2)Firewalls may have rules that treat a number of different machines on the same network in the same way. Rather than modeling each of those machines individually, the software uses the same model for all of them, saving significant computing time. The researchers have also developed new types of attack graphs and efficient algorithms to compute these graphs.

3)In examining firewall rules, NetSPA also has the potential to discover unforeseen avenues of attack. For example, a network might have had to share data with an outside vendor several years ago, so the system administrator would have added a rule to allow access from that vendor’s IP address. That long-forgotten permission could be exploited by someone forging that address.

Drawbacks:

This insight sounds obvious, but applying it to real systems can be a huge challenge. A network comprising thousands of computers may have dozens of filtering devices such as firewalls and routers, and each device may have 200 or more different filtering rules. The multitudinous combinations of possibilities are far too many to track down by hand, and are even very complex for a computer algorithm to compute.
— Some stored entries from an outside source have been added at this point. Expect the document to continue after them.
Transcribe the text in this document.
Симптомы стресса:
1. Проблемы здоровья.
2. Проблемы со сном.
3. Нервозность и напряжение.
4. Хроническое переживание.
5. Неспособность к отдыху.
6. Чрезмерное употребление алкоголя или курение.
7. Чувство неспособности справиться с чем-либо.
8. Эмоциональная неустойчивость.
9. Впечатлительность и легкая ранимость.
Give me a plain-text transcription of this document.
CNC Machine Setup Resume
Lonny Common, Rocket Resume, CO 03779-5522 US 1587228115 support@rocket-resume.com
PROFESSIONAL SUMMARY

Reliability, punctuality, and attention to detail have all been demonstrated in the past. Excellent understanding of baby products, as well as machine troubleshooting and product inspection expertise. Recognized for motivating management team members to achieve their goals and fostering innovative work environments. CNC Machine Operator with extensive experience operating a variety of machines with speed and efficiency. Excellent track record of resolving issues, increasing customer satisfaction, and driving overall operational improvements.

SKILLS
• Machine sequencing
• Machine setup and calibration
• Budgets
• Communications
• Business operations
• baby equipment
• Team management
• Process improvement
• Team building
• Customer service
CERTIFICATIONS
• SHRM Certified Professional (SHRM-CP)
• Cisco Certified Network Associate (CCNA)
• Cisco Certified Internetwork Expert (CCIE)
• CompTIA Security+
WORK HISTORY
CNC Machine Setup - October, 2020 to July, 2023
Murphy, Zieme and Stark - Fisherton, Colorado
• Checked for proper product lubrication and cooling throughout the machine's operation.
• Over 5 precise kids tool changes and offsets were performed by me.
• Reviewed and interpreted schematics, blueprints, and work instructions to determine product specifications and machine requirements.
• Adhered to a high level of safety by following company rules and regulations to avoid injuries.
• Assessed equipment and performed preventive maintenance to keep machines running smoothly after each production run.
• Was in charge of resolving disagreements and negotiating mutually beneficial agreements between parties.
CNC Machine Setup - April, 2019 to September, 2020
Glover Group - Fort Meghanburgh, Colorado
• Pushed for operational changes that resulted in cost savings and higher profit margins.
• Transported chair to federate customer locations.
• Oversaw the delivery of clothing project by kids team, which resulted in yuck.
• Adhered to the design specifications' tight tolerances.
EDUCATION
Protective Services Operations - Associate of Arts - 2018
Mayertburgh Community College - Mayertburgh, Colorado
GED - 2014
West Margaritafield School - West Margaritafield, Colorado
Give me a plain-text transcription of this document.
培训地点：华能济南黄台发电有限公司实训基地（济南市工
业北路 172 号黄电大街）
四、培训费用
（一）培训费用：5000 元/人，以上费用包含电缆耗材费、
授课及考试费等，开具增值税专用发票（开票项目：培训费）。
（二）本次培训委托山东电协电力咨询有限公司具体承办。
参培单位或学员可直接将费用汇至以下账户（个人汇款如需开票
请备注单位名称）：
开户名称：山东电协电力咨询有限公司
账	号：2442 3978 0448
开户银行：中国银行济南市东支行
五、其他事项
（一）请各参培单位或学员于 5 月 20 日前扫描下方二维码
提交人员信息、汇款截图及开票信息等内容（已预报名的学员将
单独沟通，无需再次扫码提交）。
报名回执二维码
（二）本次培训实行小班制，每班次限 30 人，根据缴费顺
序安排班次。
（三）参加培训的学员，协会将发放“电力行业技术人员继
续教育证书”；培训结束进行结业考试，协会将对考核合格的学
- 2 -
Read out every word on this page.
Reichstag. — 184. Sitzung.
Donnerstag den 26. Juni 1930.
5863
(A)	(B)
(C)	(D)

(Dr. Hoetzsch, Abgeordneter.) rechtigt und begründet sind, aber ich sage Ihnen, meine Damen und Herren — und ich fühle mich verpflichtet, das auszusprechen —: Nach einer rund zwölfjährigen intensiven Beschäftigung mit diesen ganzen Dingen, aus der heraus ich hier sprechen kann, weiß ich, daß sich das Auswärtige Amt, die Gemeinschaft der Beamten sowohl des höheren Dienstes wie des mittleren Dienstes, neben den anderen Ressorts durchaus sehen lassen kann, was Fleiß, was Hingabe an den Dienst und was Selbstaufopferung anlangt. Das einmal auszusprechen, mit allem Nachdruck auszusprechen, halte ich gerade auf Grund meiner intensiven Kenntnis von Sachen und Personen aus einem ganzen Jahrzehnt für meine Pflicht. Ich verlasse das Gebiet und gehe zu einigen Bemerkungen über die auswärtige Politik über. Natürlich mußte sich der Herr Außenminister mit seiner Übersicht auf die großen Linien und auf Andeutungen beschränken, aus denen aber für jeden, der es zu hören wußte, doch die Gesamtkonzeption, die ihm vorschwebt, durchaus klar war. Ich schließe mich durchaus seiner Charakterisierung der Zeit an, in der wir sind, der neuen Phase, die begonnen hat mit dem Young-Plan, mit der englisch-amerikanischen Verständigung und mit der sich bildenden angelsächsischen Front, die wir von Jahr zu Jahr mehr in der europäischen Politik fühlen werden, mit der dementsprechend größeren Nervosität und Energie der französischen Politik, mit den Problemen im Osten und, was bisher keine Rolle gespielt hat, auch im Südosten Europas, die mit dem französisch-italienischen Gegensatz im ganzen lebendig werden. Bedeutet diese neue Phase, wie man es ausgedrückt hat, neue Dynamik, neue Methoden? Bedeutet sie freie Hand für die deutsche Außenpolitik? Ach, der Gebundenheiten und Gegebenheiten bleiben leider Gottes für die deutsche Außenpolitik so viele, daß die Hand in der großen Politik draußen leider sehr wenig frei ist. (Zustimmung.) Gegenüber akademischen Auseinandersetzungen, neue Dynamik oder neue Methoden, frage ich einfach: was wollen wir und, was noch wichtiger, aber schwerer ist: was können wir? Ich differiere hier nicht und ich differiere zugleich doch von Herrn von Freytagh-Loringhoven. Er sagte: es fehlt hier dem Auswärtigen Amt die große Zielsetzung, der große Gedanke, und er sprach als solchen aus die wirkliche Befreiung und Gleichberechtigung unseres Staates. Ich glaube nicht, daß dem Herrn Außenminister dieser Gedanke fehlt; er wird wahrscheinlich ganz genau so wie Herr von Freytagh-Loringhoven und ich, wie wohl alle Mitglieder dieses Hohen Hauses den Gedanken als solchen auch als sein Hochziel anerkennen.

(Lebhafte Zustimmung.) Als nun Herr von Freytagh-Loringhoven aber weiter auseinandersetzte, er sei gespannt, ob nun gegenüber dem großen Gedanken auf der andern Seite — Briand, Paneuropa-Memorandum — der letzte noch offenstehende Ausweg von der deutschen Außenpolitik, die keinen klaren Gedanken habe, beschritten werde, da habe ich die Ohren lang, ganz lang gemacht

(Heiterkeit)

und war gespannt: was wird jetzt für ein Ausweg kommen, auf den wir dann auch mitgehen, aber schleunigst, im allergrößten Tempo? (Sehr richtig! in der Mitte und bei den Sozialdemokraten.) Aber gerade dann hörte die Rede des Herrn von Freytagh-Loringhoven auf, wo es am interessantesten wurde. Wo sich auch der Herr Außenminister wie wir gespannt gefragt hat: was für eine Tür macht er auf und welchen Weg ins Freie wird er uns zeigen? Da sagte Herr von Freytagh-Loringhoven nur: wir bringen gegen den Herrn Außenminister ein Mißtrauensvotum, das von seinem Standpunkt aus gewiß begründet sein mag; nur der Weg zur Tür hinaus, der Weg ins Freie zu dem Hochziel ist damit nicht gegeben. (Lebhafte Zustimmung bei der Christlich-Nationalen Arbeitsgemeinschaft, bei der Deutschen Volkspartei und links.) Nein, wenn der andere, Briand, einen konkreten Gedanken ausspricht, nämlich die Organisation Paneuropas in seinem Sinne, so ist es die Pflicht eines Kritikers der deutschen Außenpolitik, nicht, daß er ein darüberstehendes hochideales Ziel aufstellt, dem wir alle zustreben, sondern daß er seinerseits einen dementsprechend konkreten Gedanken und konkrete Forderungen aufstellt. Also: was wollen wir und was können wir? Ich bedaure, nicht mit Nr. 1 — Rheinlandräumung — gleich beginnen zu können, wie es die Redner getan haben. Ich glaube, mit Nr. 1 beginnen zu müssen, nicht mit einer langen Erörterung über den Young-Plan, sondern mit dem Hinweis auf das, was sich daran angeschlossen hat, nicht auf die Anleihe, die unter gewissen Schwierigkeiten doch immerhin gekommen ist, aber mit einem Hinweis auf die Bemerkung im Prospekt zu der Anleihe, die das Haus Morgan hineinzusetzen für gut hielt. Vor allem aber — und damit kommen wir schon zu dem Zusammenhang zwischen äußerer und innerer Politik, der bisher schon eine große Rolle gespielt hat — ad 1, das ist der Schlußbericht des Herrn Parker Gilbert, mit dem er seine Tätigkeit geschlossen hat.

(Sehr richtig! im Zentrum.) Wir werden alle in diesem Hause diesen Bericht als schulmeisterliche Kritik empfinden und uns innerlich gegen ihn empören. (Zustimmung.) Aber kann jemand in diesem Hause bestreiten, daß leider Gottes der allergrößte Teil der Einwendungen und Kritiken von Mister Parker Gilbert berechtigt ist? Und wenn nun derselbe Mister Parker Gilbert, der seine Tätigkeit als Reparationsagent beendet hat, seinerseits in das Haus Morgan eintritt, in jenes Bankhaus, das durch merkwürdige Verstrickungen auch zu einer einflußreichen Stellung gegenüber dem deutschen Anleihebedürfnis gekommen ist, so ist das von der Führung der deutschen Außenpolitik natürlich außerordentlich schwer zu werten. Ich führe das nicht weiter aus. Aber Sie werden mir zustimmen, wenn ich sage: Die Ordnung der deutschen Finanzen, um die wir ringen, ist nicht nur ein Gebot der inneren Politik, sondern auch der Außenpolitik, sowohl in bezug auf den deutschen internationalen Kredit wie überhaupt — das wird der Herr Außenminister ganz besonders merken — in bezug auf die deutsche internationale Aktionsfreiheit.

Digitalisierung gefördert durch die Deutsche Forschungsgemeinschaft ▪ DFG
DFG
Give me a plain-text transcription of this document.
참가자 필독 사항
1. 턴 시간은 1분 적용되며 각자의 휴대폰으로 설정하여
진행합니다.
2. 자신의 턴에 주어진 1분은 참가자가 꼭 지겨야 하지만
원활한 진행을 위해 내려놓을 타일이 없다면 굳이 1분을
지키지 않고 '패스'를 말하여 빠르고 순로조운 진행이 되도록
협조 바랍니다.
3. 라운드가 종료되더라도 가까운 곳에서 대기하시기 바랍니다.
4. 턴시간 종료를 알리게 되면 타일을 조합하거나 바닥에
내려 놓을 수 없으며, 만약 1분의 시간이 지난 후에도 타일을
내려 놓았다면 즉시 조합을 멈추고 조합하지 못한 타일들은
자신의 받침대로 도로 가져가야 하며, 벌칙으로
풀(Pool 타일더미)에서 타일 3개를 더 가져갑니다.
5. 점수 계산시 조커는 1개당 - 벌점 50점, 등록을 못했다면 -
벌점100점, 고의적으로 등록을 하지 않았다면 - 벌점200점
The original version of NetSPA, in fact, could handle networks of only about 17 machines before the modeling complexities made it too slow to be useful.

Future

These guys have received one patent for the first type of attack graph they developed, called a “predictive” graph, and have one patent pending for a much more efficient and recurrent type called a “multiple prerequisite” attack graph. They’re testing NetSPA on different networks and developing ways to make it easier to use. A group of MIT students created a business plan for a proposed company called CyberAnalytix that could commercialize NetSPA (Lippmann and Ingols are technical advisors). This plan won $10,000 in the MIT $100K Entrepreneurship Competition in May.

People Involved :

Richard Lippmann, a senior staff member in Lincoln Laboratory’s Information Systems Technology Group
Kyle Ingols, a computer scientist at MIT
Seth Webster (who is focusing on ways to make the system more automated)
Leevar Williams MIT graduate student (whose master’s thesis is on visualizing attack graph data).